The Court has never held (as Harlan would have in Plessy) that the U.S. Constitution is “colorblind.” But in Schuette it refused to nullify Michigan voters’ decision to make their state’s governing charter color-blind by approving Proposal 2 in 2006. That is the welcome, essential point of Schuette.
Proposal 2 was a response to the Michigan affirmative action cases decided in 2003, in which the Court constrained but did not eliminate the use of race in college admissions. Proposal 2 states that Michigan and its agencies “shall not discriminate against, or grant preferential treatment to, any individual or group on the basis of race, sex, color, ethnicity, or national origin in the operation of public employment, public education, and public contracting.” Note that the amendment applies broadly, beyond education, to public employment and contracting.
A group defending race-based affirmative action challenged the law, losing in the district court but winning on appeal in the Sixth Circuit by a vote of 8-to-7. Invoking Supreme Court precedents of dubious force, the appeals court said that Proposal 2 violated the Fourteenth Amendment’s equal protection clause by reordering the political process in a way that places “special burdens” on minority interests.

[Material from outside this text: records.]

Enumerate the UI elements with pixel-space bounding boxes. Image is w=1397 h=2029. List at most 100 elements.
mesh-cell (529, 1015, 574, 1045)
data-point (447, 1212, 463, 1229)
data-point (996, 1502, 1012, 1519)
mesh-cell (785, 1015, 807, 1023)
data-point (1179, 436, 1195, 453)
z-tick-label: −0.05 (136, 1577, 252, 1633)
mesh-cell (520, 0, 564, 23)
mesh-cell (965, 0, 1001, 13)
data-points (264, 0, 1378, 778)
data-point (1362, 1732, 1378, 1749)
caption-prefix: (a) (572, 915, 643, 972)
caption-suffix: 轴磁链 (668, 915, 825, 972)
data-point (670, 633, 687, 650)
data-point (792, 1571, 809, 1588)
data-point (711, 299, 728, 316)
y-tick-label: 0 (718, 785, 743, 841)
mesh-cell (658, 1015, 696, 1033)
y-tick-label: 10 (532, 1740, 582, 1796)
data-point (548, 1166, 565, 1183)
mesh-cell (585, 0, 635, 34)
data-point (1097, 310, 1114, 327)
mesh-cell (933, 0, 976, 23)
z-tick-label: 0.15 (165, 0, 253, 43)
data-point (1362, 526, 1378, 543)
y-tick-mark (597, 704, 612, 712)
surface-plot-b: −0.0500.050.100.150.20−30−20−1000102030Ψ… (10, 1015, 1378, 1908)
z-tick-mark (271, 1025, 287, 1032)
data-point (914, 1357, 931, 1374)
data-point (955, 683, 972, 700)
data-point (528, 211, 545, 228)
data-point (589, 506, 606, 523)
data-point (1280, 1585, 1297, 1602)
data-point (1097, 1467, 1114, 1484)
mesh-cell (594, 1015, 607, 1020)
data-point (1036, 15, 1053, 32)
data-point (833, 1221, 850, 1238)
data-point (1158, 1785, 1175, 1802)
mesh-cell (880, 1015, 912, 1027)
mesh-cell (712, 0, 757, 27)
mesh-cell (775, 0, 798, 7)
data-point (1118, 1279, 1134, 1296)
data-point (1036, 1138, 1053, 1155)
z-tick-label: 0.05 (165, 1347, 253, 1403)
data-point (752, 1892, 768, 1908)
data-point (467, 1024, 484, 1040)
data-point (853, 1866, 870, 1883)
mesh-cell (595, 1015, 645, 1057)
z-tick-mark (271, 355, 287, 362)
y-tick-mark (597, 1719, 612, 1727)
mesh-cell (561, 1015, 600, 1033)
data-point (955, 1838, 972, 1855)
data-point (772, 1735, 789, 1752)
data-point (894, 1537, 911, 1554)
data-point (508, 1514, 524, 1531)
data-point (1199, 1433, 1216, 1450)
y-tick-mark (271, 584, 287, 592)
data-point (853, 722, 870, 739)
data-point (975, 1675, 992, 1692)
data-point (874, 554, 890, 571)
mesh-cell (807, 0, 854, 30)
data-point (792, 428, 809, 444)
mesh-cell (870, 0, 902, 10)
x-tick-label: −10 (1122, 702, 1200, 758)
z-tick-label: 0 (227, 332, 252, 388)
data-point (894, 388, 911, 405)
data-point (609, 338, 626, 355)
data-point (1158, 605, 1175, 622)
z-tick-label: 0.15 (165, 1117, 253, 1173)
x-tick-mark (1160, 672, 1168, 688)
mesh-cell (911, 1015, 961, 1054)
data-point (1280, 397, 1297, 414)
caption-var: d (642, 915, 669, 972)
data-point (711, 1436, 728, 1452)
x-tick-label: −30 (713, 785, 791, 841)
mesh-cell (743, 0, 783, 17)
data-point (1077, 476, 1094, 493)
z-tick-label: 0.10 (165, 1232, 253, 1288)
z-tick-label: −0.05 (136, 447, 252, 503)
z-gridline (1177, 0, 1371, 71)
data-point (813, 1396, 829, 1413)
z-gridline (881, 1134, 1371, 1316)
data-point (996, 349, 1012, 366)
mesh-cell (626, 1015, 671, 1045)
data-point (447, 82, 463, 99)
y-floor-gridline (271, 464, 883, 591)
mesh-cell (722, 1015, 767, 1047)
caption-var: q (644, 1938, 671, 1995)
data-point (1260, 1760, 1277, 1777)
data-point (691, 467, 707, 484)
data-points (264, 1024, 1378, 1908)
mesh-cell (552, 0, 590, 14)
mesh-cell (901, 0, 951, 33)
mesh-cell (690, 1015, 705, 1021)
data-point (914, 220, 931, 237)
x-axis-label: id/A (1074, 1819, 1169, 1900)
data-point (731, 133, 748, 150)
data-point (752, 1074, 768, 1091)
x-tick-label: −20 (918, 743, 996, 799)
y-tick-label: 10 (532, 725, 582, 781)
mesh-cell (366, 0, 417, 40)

Now the Supreme Court has deemed otherwise, in a ruling that generated five opinions. Justice Anthony Kennedy, author of the lead opinion joined by Chief Justice John Roberts and Justice Samuel Alito, wrote that the Sixth Circuit’s reading of the precedents “must be rejected” since it “would contradict central equal protection principles”—by indulging the use of “impermissible racial stereotypes,” such as that members of the same racial group think alike and share the same political and legislative interests. Justice Scalia would have overruled the precedents, which he declared “patently atextual, unadministrable, and contrary to this Court’s traditional equal-protection jurisprudence.”
Justice Sonia Sotomayor basically agreed with the Sixth Circuit in a lengthy dissent. The majority of Michigan voters, she wrote, had reconfigured “the existing political process . . . in a manner that burdened racial minorities,” such that supporters of race-preferential admissions (she calls them “racially sensitive” admissions) must amend the state constitution to overturn Proposal 2 before they can, in accord with “long established process,” lobby admissions directors and university trustees. But with Justice Elena Kagan recused, presumably because she worked on Schuette when she was solicitor general, only one other justice, Ruth Bader Ginsburg, joined Sotomayor’s opinion, which actually accused the Proposal 2 majority of racial discrimination.
Kennedy’s bottom line—that nothing in the Constitution or the Court’s precedents empowers the judiciary to remove from Michigan voters the ability to decide whether to continue racial preferences—won the agreement of Justice Scalia in a concurring opinion joined by Justice Clarence Thomas. And Justice Stephen Breyer, who also voted to uphold Proposal 2, wrote separately, observing that “the Constitution foresees the ballot box, not the courts, as the normal instrument for resolving differences and debates” about the merits of “race-conscious programs.”
Thus, the final tally was 6-to-2. And it would be a mistake to think that Schuette is narrow in its reach. For while the justices’ opinions emphasized admissions in higher education, only Justice Breyer explicitly limited his opinion to such admissions. For the other five justices in the majority, the ruling in Schuette would apply to the entirety of Proposal 2, including its provisions on employment and contracting.
It is useful to ponder what would be happening now had a majority of justices reached the opposite conclusion and ruled against Michigan voters. For one thing, groups would be filing lawsuits against the seven states whose voters have passed colorblind laws similar to Michigan’s. And for another, Michigan state officials would again be defining and sorting people into racial categories for the purpose of granting, as Justice Kennedy puts it, “favored status to persons in some racial categories and not others.”
Plessy was decided in the decade when Jim Crow was beginning its strange career. For Justice Harlan, the colorblind Constitution condemned legally enforced segregation. Today, colorblind law opposes government efforts to “divvy us up by race,” as the chief justice has put it, and to prefer some citizens of certain races over others of different races in allocating limited opportunities, such as seats in classes at an elite state university or government contracts for which companies must compete.
In Schuette, the Court doesn’t take sides on colorblind law. But it also doesn’t deny the voters of Michigan or any other state the ability to choose colorblind law. It declines to stand in their way.